Ida Mariana sudah 10 tahun bekerja di PT. Cahaya Bintang Timur ini, boleh dikata dia adalah pegawai paling senior di perusahaan. Dia sudah sering berinteraksi dengan anak-anaknya Pak Hendra yang merupakan salah seorang pendiri perusahaan. Wajar jika Ida Mariana mengenal betul watak anak sulung Pak Hendra ini yang keras, pendiam dan ambisius. Dari jendela itu, dia juga melihat lelaki itu tengah berjalan dengan tenang dan tegap.

“Dia anak IT.” Kata Ida seperti berbisik, “stafnya Bu Dewi.”
“Ehm.” Dehem kecil itu adalah sebuah perintah agar Ida melanjutkan informasi berikutnya dengan lebih lengkap.
“Dia baru bekerja 2 bulan, namanya Wiguna. Wiguna Mahendra Brata, biasa dipanggil Gugun. Usianya 25 tahun pada Agustus mendatang. Sarjana manajemen bisnis Unpad. Sebelumnya dia bekerja di PT. Global Mandiri International, sebelum diberhentikan secara tidak hormat jabatan dia adalah manajer.”
“Kenapa? Apa yang dilakukannya?”
“Maksud ibu?”
“Kelihatannya dia bukan seperti lelaki yang gegabah atau serakah, mustahil dia dipecat jika tidak melakukan kesalahan fatal.”
“Kesalahannya adalah tidak masuk kantor selama 6 bulan. Jadi dia otomatis langsung diberhentikan secara tidak hormat.”
“Alasannya?”
“Ada dalam laporan HRD, Bu. Tapi sifatnya rahasia.”
“Tapi Papa tahu?”
“Ya, pasti tahu, Bu. Soalnya, setelah Bu Ningrum memberikan laporan, Pak Hendra langsung memanggil Gugun dan mewawancarainya secara pribadi. Setelah itu, dia langsung diterima kerja dengan gaji yang cukup besar.”
“Hm, begitu ya?”
“I ya, Bu. Setidaknya itulah yang saya tahu.”
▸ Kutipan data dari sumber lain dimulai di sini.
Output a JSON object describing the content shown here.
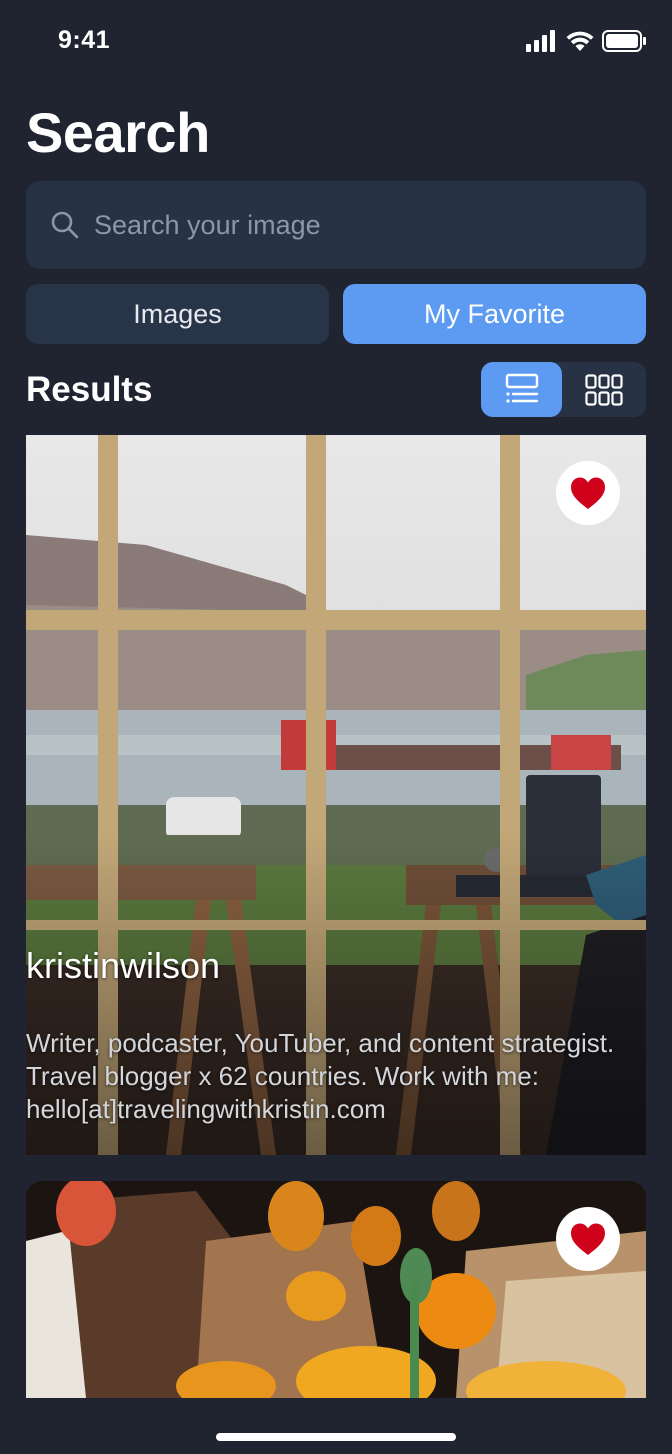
{
  "status_bar": {
    "time": "9:41"
  },
  "header": {
    "title": "Search"
  },
  "search": {
    "placeholder": "Search your image",
    "value": ""
  },
  "tabs": [
    {
      "label": "Images",
      "selected": false
    },
    {
      "label": "My Favorite",
      "selected": true
    }
  ],
  "results": {
    "label": "Results",
    "view_mode": "list",
    "view_modes": [
      "list-view-icon",
      "grid-view-icon"
    ]
  },
  "cards": [
    {
      "username": "kristinwilson",
      "description": "Writer, podcaster, YouTuber, and content strategist. Travel blogger x 62 countries. Work with me: hello[at]travelingwithkristin.com",
      "favorited": true,
      "icon": "heart-icon"
    },
    {
      "favorited": true,
      "icon": "heart-icon"
    }
  ],
  "colors": {
    "background": "#1f2430",
    "surface": "#273244",
    "accent": "#5c9bf1",
    "heart": "#d0021b"
  }
}
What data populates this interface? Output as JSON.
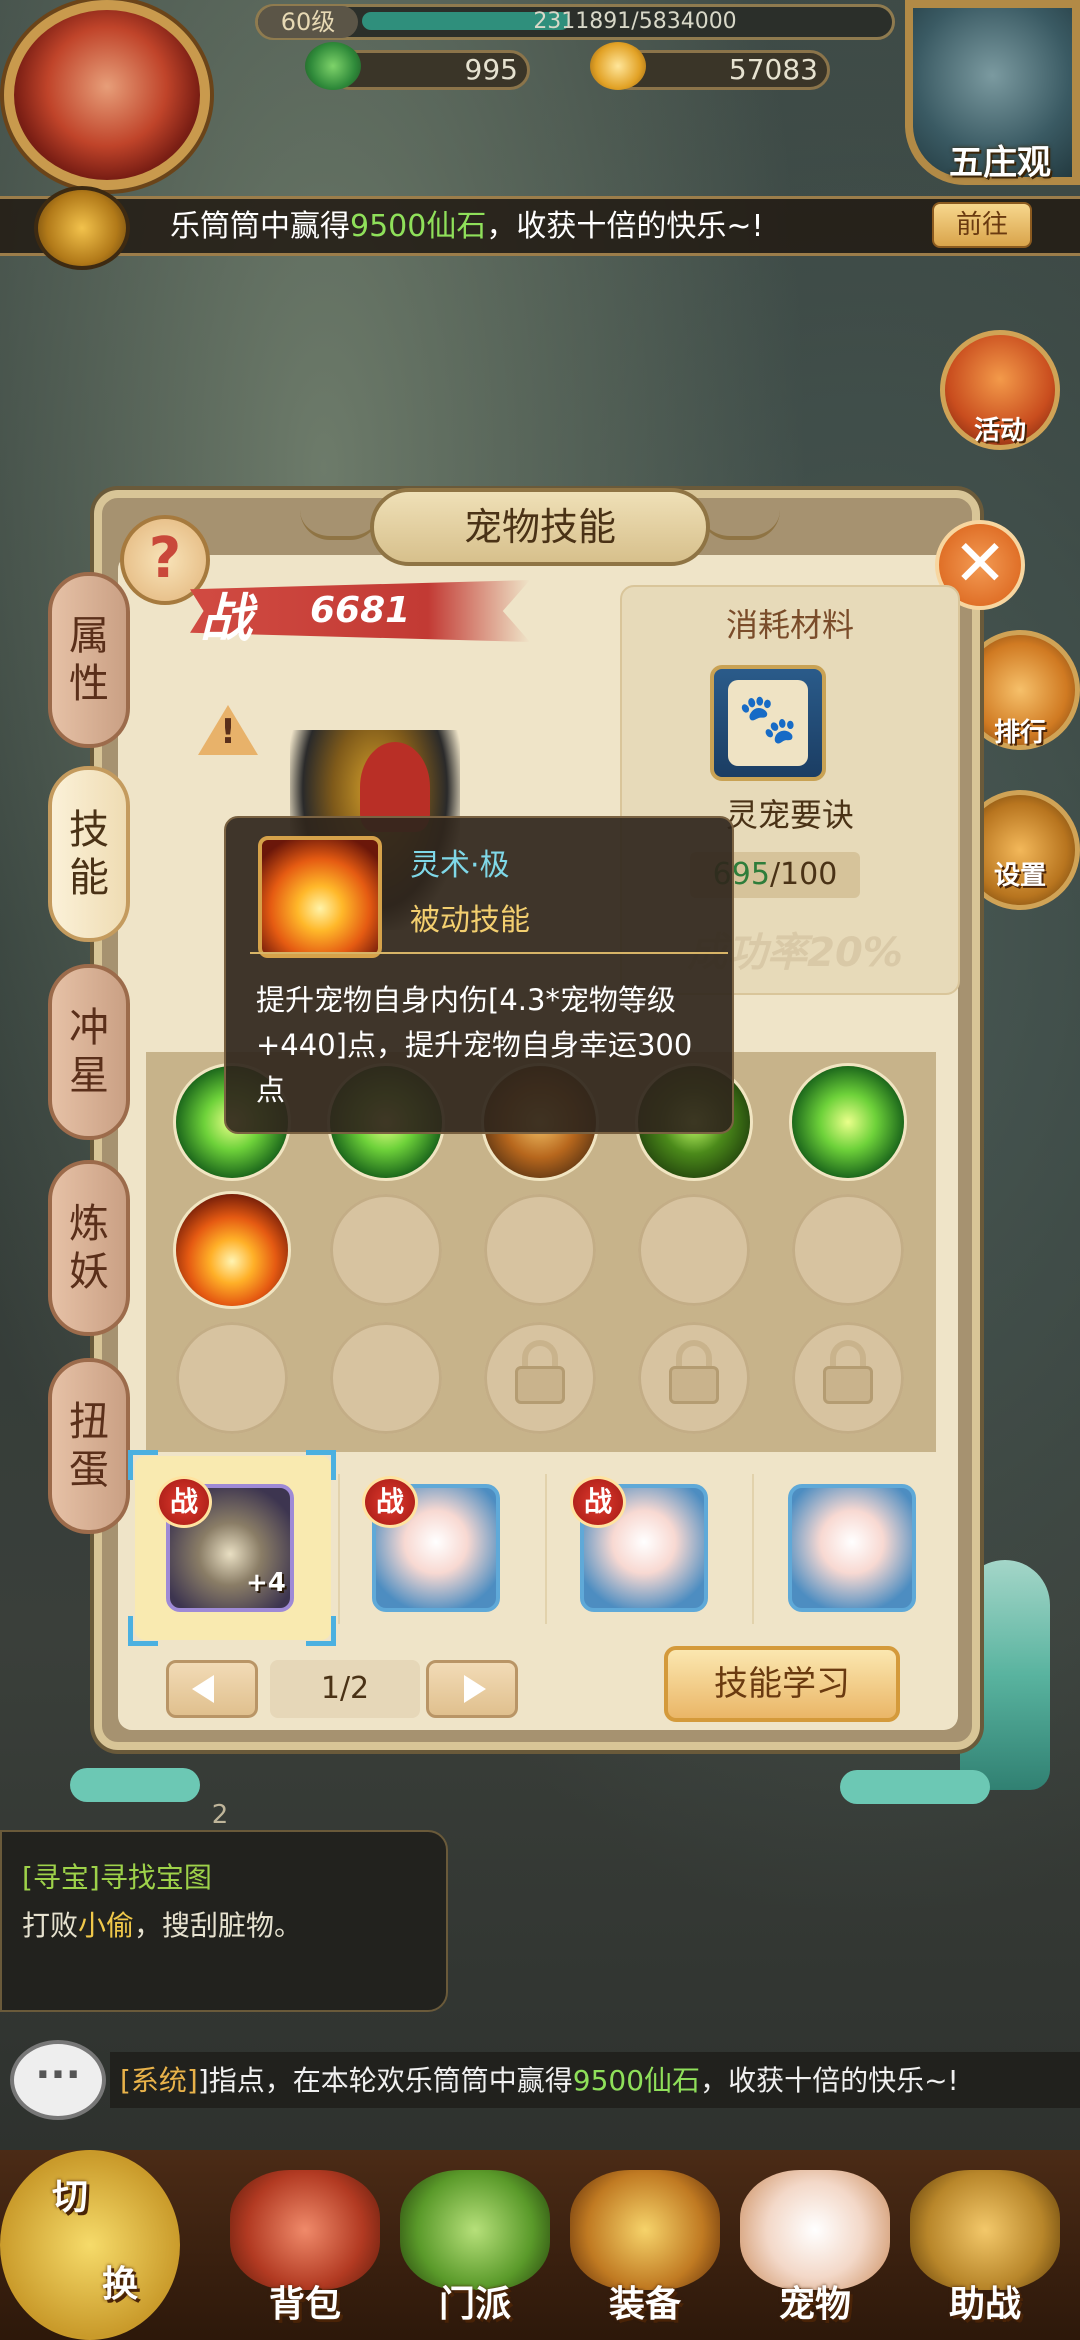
{
  "hud": {
    "level": "60级",
    "exp_text": "2311891/5834000",
    "exp_fraction": 0.396,
    "jade": "995",
    "gold": "57083",
    "map_name": "五庄观"
  },
  "broadcast": {
    "text_prefix": "乐筒筒中赢得",
    "text_highlight": "9500仙石",
    "text_suffix": "，收获十倍的快乐~!",
    "goto_label": "前往"
  },
  "side_buttons": {
    "activity": "活动",
    "ranking": "排行",
    "settings": "设置"
  },
  "panel": {
    "title": "宠物技能",
    "help": "?",
    "close": "✕"
  },
  "tabs": [
    {
      "line1": "属",
      "line2": "性"
    },
    {
      "line1": "技",
      "line2": "能"
    },
    {
      "line1": "冲",
      "line2": "星"
    },
    {
      "line1": "炼",
      "line2": "妖"
    },
    {
      "line1": "扭",
      "line2": "蛋"
    }
  ],
  "power": {
    "glyph": "战",
    "value": "6681"
  },
  "material": {
    "title": "消耗材料",
    "name": "灵宠要诀",
    "have": "695",
    "need": "/100",
    "rate": "成功率20%",
    "icon": "paw-icon"
  },
  "tooltip": {
    "name": "灵术·极",
    "type": "被动技能",
    "description": "提升宠物自身内伤[4.3*宠物等级+440]点，提升宠物自身幸运300点"
  },
  "skills": {
    "row1": [
      "green-burst",
      "green-leaf",
      "earth-beast",
      "dark-thorn",
      "green-slash"
    ],
    "row2": [
      "fire-burst",
      "empty",
      "empty",
      "empty",
      "empty"
    ],
    "row3": [
      "empty",
      "empty",
      "locked",
      "locked",
      "locked"
    ]
  },
  "pets": [
    {
      "badge": "战",
      "level": "+4",
      "kind": "skull-warrior"
    },
    {
      "badge": "战",
      "kind": "white-hair-girl"
    },
    {
      "badge": "战",
      "kind": "white-hair-girl"
    },
    {
      "kind": "white-hair-girl"
    }
  ],
  "pager": {
    "text": "1/2"
  },
  "learn_label": "技能学习",
  "quest": {
    "tab": "2",
    "title": "[寻宝]寻找宝图",
    "desc_prefix": "打败",
    "desc_highlight": "小偷",
    "desc_suffix": "，搜刮脏物。"
  },
  "chat": {
    "tag": "[系统]",
    "text_prefix": "]指点，在本轮欢乐筒筒中赢得",
    "text_highlight": "9500仙石",
    "text_suffix": "，收获十倍的快乐~!"
  },
  "bottom_nav": {
    "switch_top": "切",
    "switch_bottom": "换",
    "items": [
      "背包",
      "门派",
      "装备",
      "宠物",
      "助战"
    ]
  },
  "colors": {
    "accent_red": "#c23a34",
    "highlight_green": "#8fe05a",
    "panel_bg": "#efe4c8"
  }
}
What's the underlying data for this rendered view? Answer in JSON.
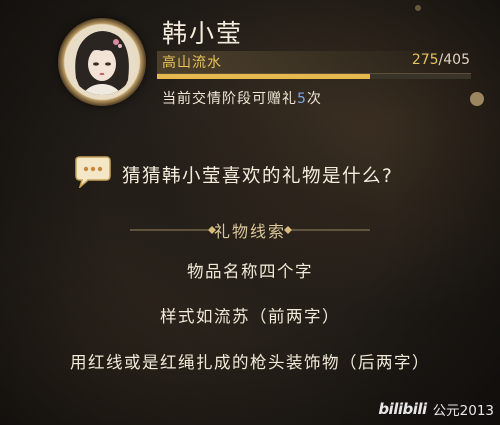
{
  "character": {
    "name": "韩小莹",
    "rank": "高山流水",
    "affinity_current": "275",
    "affinity_separator": "/",
    "affinity_max": "405",
    "affinity_progress": 0.679,
    "gift_text_prefix": "当前交情阶段可赠礼",
    "gift_count": "5",
    "gift_text_suffix": "次"
  },
  "question": {
    "icon": "chat-bubble-icon",
    "text": "猜猜韩小莹喜欢的礼物是什么?"
  },
  "clues": {
    "title": "礼物线索",
    "items": [
      "物品名称四个字",
      "样式如流苏（前两字）",
      "用红线或是红绳扎成的枪头装饰物（后两字）"
    ]
  },
  "watermark": {
    "platform": "bilibili",
    "user": "公元2013"
  },
  "colors": {
    "gold": "#e6c15e",
    "number_blue": "#7aa8e8",
    "text": "#efe6d6"
  }
}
Ida Mariana kembali ke mejanya, sementara Putri melihat lelaki itu mendekati sebuah mobil Kijang lama keluaran tahun 90-an warna biru gelap. Ketika lelaki itu tiba di pinggir mobilnya, mendadak Putri melihat Ningrum memburu lelaki itu. Mereka membicarakan sesuatu dan kelihatannya lelaki itu seperti didesak mundur.

Theresia Indah Ningrum adalah Gentleman Killer, Putri tahu persis karakter adik bungsunya itu. Tak pernah ada ceritanya dia ditolak oleh pria yang diinginkannya. Ningrum adalah penggoda sejati. Dia memiliki kecantikan alami yang anggun, kecerdasan yang mengagumkan dan daya pikat kewanitaan yang tak terbantahkan. Putri merasa yakin, lelaki itu pasti akan terperangkap oleh jebakan pikatnya.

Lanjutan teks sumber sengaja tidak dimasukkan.